Vom Schmerz zur Stärke / Wie Lumi Leonie und meine Seele rettet

Veröffentlicht am 12. Mai 2026 um 21:41

Nun sitzen wir verzweifelt da und wissen nicht mehr, was wir tun sollen. Alles, was mir übrig bleibt, ist meine Tochter jeden Tag zu stärken. Es ist zum Haare raufen. Ich werde nie verstehen, weshalb man anderen weh tut! Also spreche ich mit meinem Bruder darüber, dass ich langsam durchdrehe und nicht weiss, wohin ich mit diesen Gefühlen in mir gehen soll. Ich kann ja nicht ständig meine Familie vollheulen. Aber es fängt an, an den Nerven zu zerren. Meine Tochter kann nicht schlafen. Und wenn sie schläft, dann träumt sie extrem stark und spricht im Schlaf.

Mein Bruder rät mir, ein Tagebuch zu schreiben, weil ihm die Texte, die er macht, auch geholfen haben, alles zu verarbeiten. Also denke ich darüber nach, ob das eine Option für mich ist. Die Idee mit dem Tagebuch gefällt mir aber nicht. Ich will nicht ins Leere schreiben. Ich möchte was bewegen, wenn ich was tue. Mein Tagebuch landet in der Schublade und niemand lernt aus meiner Erfahrung. Das gefällt mir nicht. Also überlege ich Tag und Nacht, wie ich es verarbeiten kann und wie ich gleichzeitig meiner Tochter helfen kann.

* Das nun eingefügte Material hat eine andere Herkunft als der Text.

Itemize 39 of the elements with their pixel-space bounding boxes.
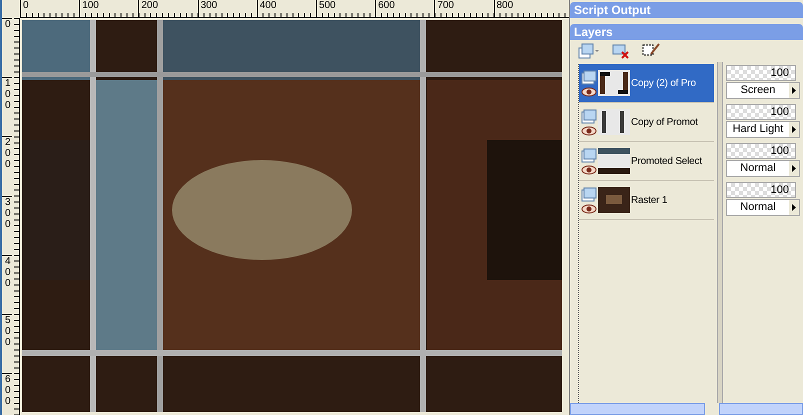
ruler-label: 700 <box>434 0 494 18</box>
ruler-label: 300 <box>198 0 257 18</box>
scrollbar[interactable] <box>570 403 705 415</box>
layer-name: Promoted Select <box>631 154 702 168</box>
ruler-label: 600 <box>2 373 12 415</box>
layer-icon <box>581 108 597 124</box>
ruler-label: 100 <box>2 77 12 136</box>
ruler-label: 100 <box>79 0 138 18</box>
ruler-label: 500 <box>316 0 376 18</box>
layer-icon <box>581 70 597 86</box>
panel-title: Script Output <box>574 2 651 19</box>
ruler-label: 500 <box>2 314 12 374</box>
eye-icon[interactable] <box>581 126 597 136</box>
layer-icon <box>581 186 597 202</box>
eye-icon[interactable] <box>581 164 597 174</box>
panel-title: Layers <box>574 24 613 41</box>
ruler-label: 300 <box>2 196 12 255</box>
opacity-field[interactable]: 100 <box>726 143 796 159</box>
eye-icon[interactable] <box>581 204 597 214</box>
ruler-label: 200 <box>2 136 12 196</box>
layer-name: Raster 1 <box>631 194 668 208</box>
new-layer-icon[interactable] <box>578 43 600 59</box>
opacity-field[interactable]: 100 <box>726 65 796 81</box>
ruler-label: 0 <box>2 18 12 78</box>
layer-name: Copy (2) of Pro <box>631 76 696 90</box>
ruler-label: 400 <box>2 254 12 314</box>
ruler-label: 600 <box>375 0 434 18</box>
ruler-label: 800 <box>494 0 553 18</box>
layer-name: Copy of Promot <box>631 116 698 130</box>
ruler-label: 0 <box>20 0 80 18</box>
ruler-label: 200 <box>138 0 198 18</box>
delete-layer-icon[interactable] <box>612 43 630 59</box>
eye-icon[interactable] <box>581 86 597 96</box>
layer-row[interactable]: Copy (2) of Pro <box>579 64 714 103</box>
opacity-field[interactable]: 100 <box>726 182 796 198</box>
ruler-label: 400 <box>256 0 316 18</box>
opacity-field[interactable]: 100 <box>726 104 796 120</box>
layer-icon <box>581 148 597 164</box>
scrollbar[interactable] <box>719 403 803 415</box>
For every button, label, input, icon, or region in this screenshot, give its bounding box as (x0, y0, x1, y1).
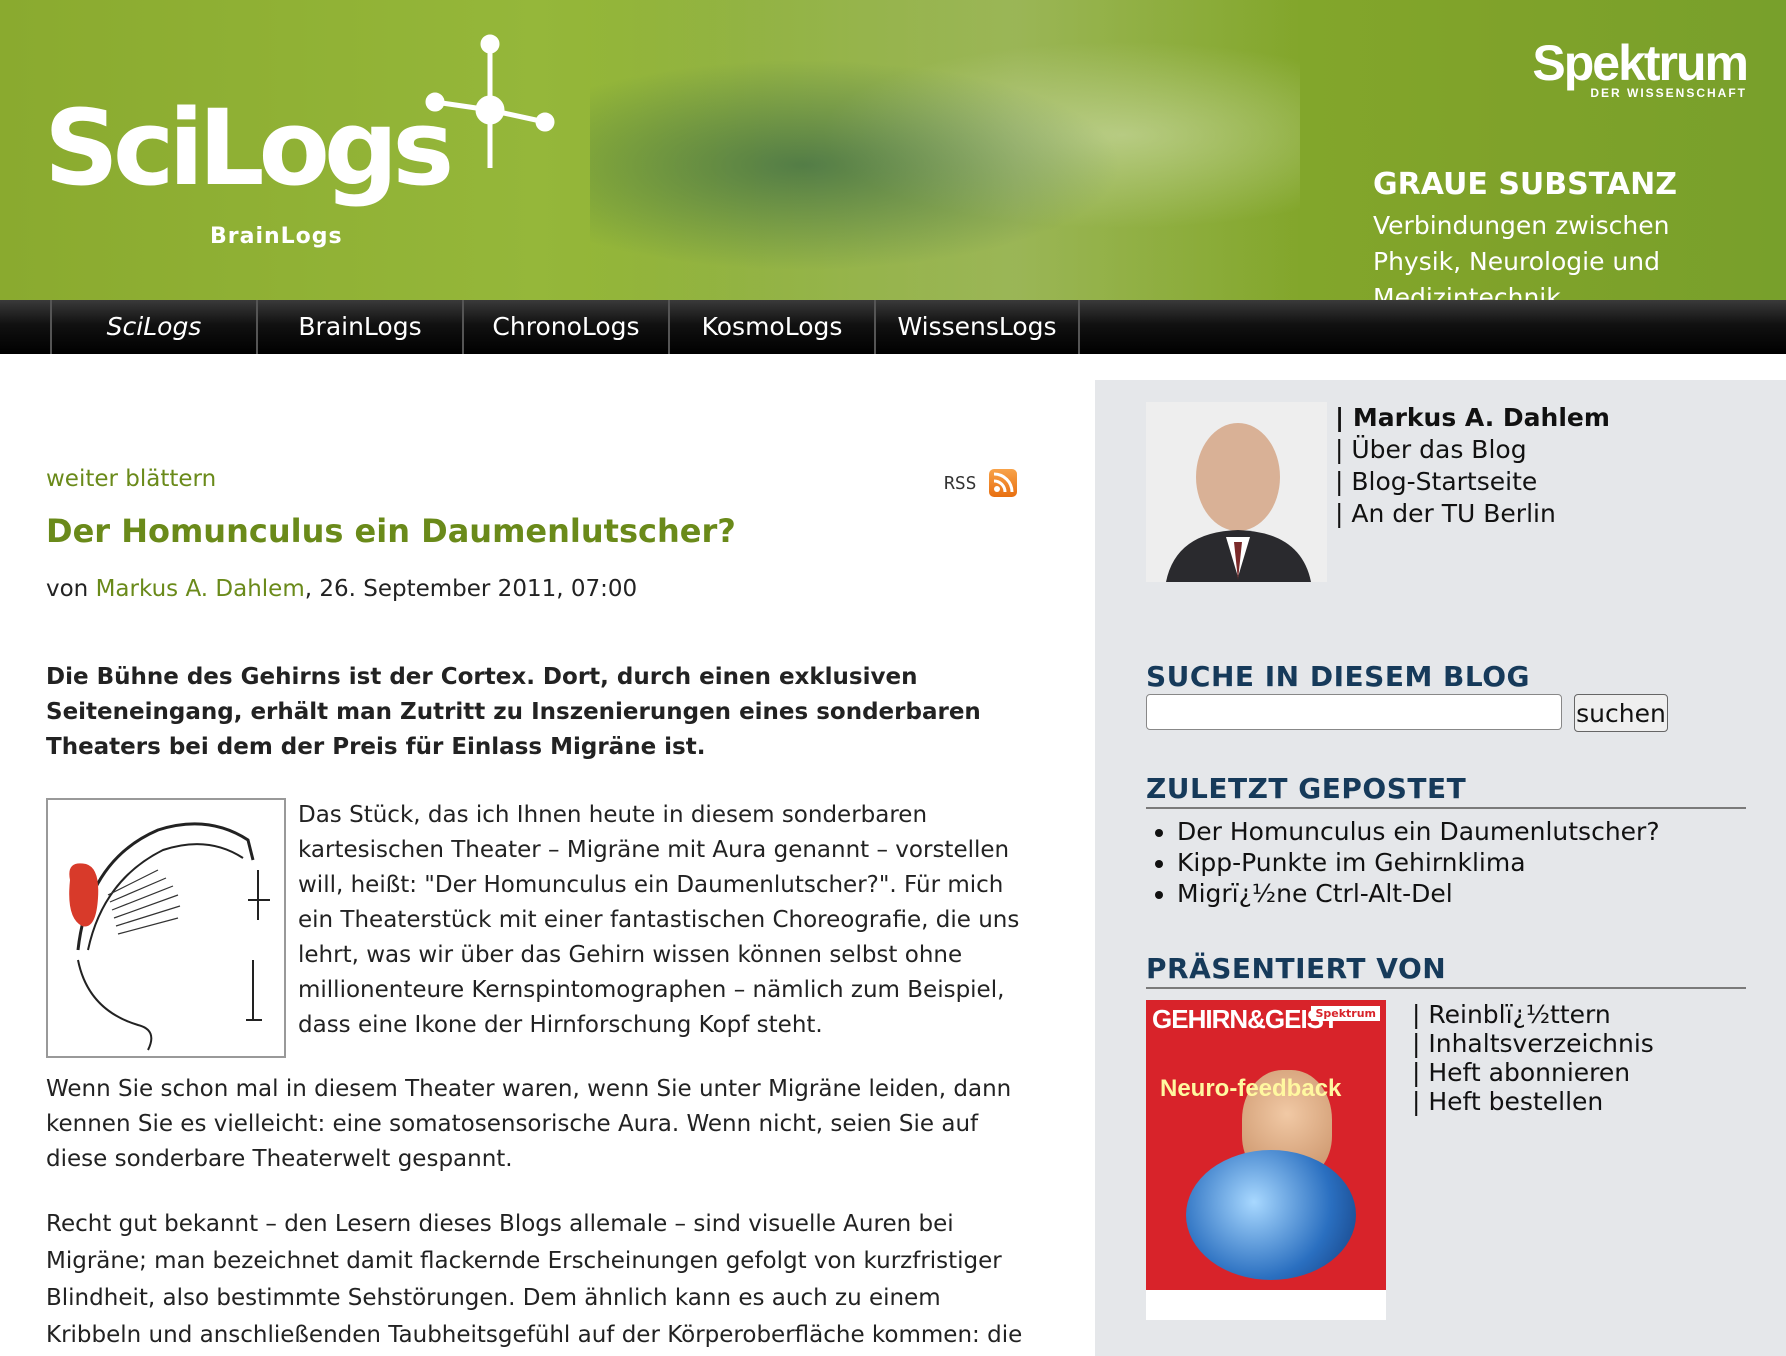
nav-item-kosmologs[interactable]: KosmoLogs (668, 300, 874, 354)
nav-item-scilogs[interactable]: SciLogs (50, 300, 256, 354)
magazine-link-contents[interactable]: | Inhaltsverzeichnis (1412, 1029, 1654, 1058)
magazine-title: GEHIRN&GEIST (1152, 1004, 1339, 1034)
magazine-link-order[interactable]: | Heft bestellen (1412, 1087, 1654, 1116)
article-paragraph-3: Recht gut bekannt – den Lesern dieses Bl… (46, 1211, 1023, 1348)
article-date: , 26. September 2011, 07:00 (304, 576, 638, 602)
nav-item-brainlogs[interactable]: BrainLogs (256, 300, 462, 354)
molecule-icon (425, 34, 555, 168)
weiter-blaettern-link[interactable]: weiter blättern (46, 466, 216, 492)
magazine-links: | Reinblï¿½ttern | Inhaltsverzeichnis | … (1412, 1000, 1654, 1116)
main-nav: SciLogs BrainLogs ChronoLogs KosmoLogs W… (0, 300, 1786, 354)
author-link-tu-berlin[interactable]: | An der TU Berlin (1335, 498, 1610, 530)
recent-posts-list: Der Homunculus ein Daumenlutscher? Kipp-… (1177, 816, 1660, 909)
rss-icon (988, 469, 1017, 497)
magazine-cover[interactable]: GEHIRN&GEIST Spektrum Neuro-feedback (1146, 1000, 1386, 1320)
scilogs-logo[interactable]: SciLogs (44, 96, 454, 200)
author-links: | Markus A. Dahlem | Über das Blog | Blo… (1335, 402, 1610, 530)
nav-item-chronologs[interactable]: ChronoLogs (462, 300, 668, 354)
site-header: SciLogs BrainLogs Spektrum DER WISSENSCH… (0, 0, 1786, 300)
presented-by-heading: PRÄSENTIERT VON (1146, 952, 1746, 989)
author-link-about-blog[interactable]: | Über das Blog (1335, 434, 1610, 466)
article-paragraph-1: Das Stück, das ich Ihnen heute in diesem… (298, 802, 1020, 1038)
magazine-footer (1146, 1290, 1386, 1320)
magazine-badge: Spektrum (1311, 1006, 1380, 1021)
article-byline: von Markus A. Dahlem, 26. September 2011… (46, 576, 637, 602)
recent-post-item[interactable]: Kipp-Punkte im Gehirnklima (1177, 847, 1660, 878)
rss-link[interactable]: RSS (944, 469, 1017, 497)
recent-posts-heading: ZULETZT GEPOSTET (1146, 772, 1746, 809)
search-heading: SUCHE IN DIESEM BLOG (1146, 660, 1531, 693)
article-title[interactable]: Der Homunculus ein Daumenlutscher? (46, 512, 736, 550)
recent-post-item[interactable]: Der Homunculus ein Daumenlutscher? (1177, 816, 1660, 847)
nav-item-wissenslogs[interactable]: WissensLogs (874, 300, 1080, 354)
sidebar: | Markus A. Dahlem | Über das Blog | Blo… (1095, 380, 1786, 1356)
magazine-headline: Neuro-feedback (1160, 1075, 1342, 1102)
spektrum-logo[interactable]: Spektrum DER WISSENSCHAFT (1532, 35, 1749, 100)
author-photo[interactable] (1146, 402, 1327, 582)
blog-tagline: Verbindungen zwischen Physik, Neurologie… (1373, 211, 1670, 300)
search-input[interactable] (1146, 694, 1562, 730)
blog-title: GRAUE SUBSTANZ (1373, 167, 1677, 202)
brainlogs-logo-subtitle: BrainLogs (210, 224, 343, 249)
author-link-blog-home[interactable]: | Blog-Startseite (1335, 466, 1610, 498)
brain-image (1186, 1150, 1356, 1280)
byline-prefix: von (46, 576, 96, 602)
homunculus-illustration[interactable] (46, 798, 286, 1058)
author-link[interactable]: Markus A. Dahlem (96, 576, 305, 602)
magazine-link-subscribe[interactable]: | Heft abonnieren (1412, 1058, 1654, 1087)
search-button[interactable]: suchen (1574, 694, 1668, 732)
rss-label: RSS (944, 472, 977, 494)
author-link-name[interactable]: | Markus A. Dahlem (1335, 402, 1610, 434)
header-photo (590, 0, 1300, 300)
magazine-link-browse[interactable]: | Reinblï¿½ttern (1412, 1000, 1654, 1029)
spektrum-logo-name: Spektrum (1532, 35, 1749, 91)
recent-post-item[interactable]: Migrï¿½ne Ctrl-Alt-Del (1177, 878, 1660, 909)
article-lead: Die Bühne des Gehirns ist der Cortex. Do… (46, 664, 981, 760)
article-paragraph-2: Wenn Sie schon mal in diesem Theater war… (46, 1076, 1012, 1172)
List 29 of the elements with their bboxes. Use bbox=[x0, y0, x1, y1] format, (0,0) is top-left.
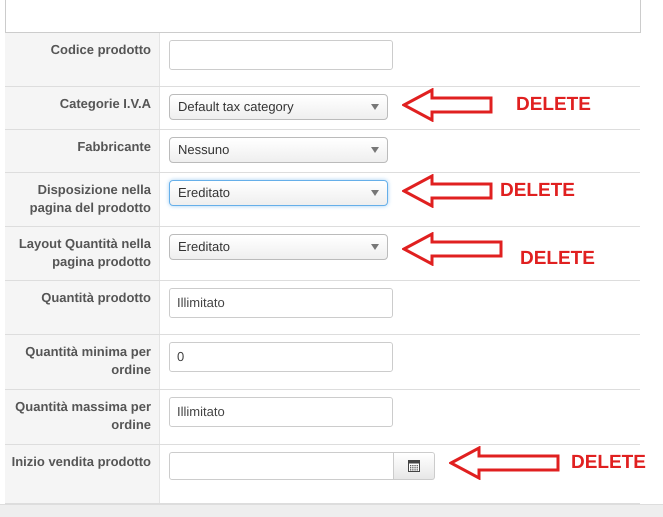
text-field[interactable] bbox=[169, 40, 393, 70]
annotation-text: DELETE bbox=[516, 94, 591, 116]
field-label: Layout Quantità nella pagina prodotto bbox=[18, 234, 151, 271]
text-field[interactable]: Illimitato bbox=[169, 288, 393, 318]
dropdown[interactable]: Ereditato bbox=[169, 180, 388, 206]
text-area[interactable] bbox=[5, 0, 641, 33]
date-field[interactable] bbox=[169, 452, 394, 480]
annotation-text: DELETE bbox=[500, 180, 575, 202]
field-label: Quantità minima per ordine bbox=[24, 342, 151, 379]
annotation-text: DELETE bbox=[571, 452, 646, 474]
caret-icon bbox=[371, 104, 379, 110]
dropdown[interactable]: Default tax category bbox=[169, 94, 388, 120]
text-field[interactable]: Illimitato bbox=[169, 396, 393, 427]
field-label: Disposizione nella pagina del prodotto bbox=[28, 180, 151, 217]
field-label: Inizio vendita prodotto bbox=[11, 452, 151, 471]
caret-icon bbox=[371, 190, 379, 196]
annotation-text: DELETE bbox=[520, 248, 595, 270]
caret-icon bbox=[371, 146, 379, 153]
field-label: Quantità prodotto bbox=[40, 288, 151, 307]
field-label: Fabbricante bbox=[76, 138, 151, 156]
field-label: Codice prodotto bbox=[50, 40, 151, 59]
text-field[interactable]: 0 bbox=[169, 342, 393, 372]
calendar-button[interactable] bbox=[394, 452, 435, 480]
field-label: Quantità massima per ordine bbox=[14, 398, 151, 434]
dropdown[interactable]: Ereditato bbox=[169, 234, 388, 260]
caret-icon bbox=[371, 244, 379, 250]
dropdown[interactable]: Nessuno bbox=[169, 136, 388, 163]
calendar-icon bbox=[408, 460, 420, 472]
field-label: Categorie I.V.A bbox=[58, 94, 151, 113]
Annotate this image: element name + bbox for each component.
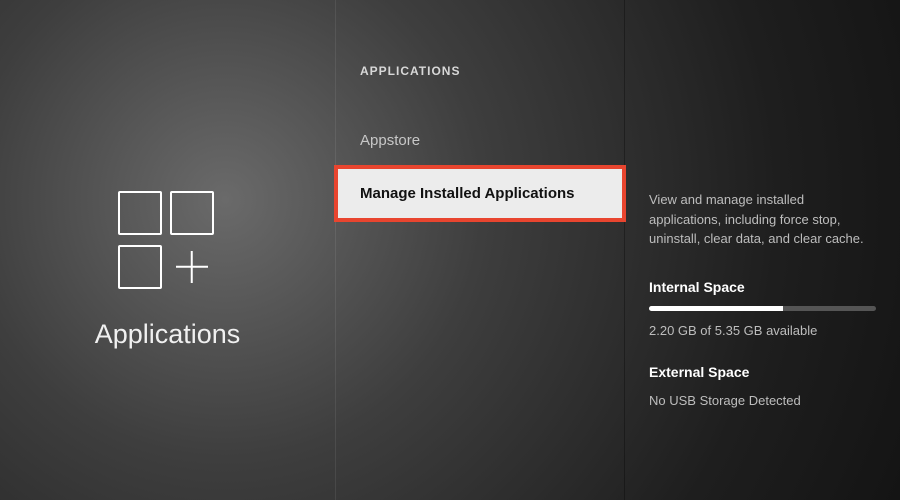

Es vergehen zwei bis drei Tage und ich sitze so auf dem Sofa. Ich überlege, was es noch gibt, wie ich mein Kind stärken kann. Als ich so eine Serie schaue, kommt mir plötzlich eine Idee. Ich könnte ja jeden Abend meiner Tochter eine Kurzgeschichte schreiben! Also sitze ich gleich an dem PC und überlege mir, was ich aufbauen könnte. Ich kombiniere den Pinguin, ihr Lieblingstier, und ihre Lieblingsgeschichte als Inspiration: Die Schule der magischen Tiere. Und so fange ich an, Ideen aufzuschreiben. Ich schreibe und kritzle und plötzlich kommen so viele Ideen auf einmal. Ich schreibe mir alles auf und merke schnell, dass es nicht bei einer Kurzgeschichte bleibt, da ich nicht mehr aufhören kann zu schreiben.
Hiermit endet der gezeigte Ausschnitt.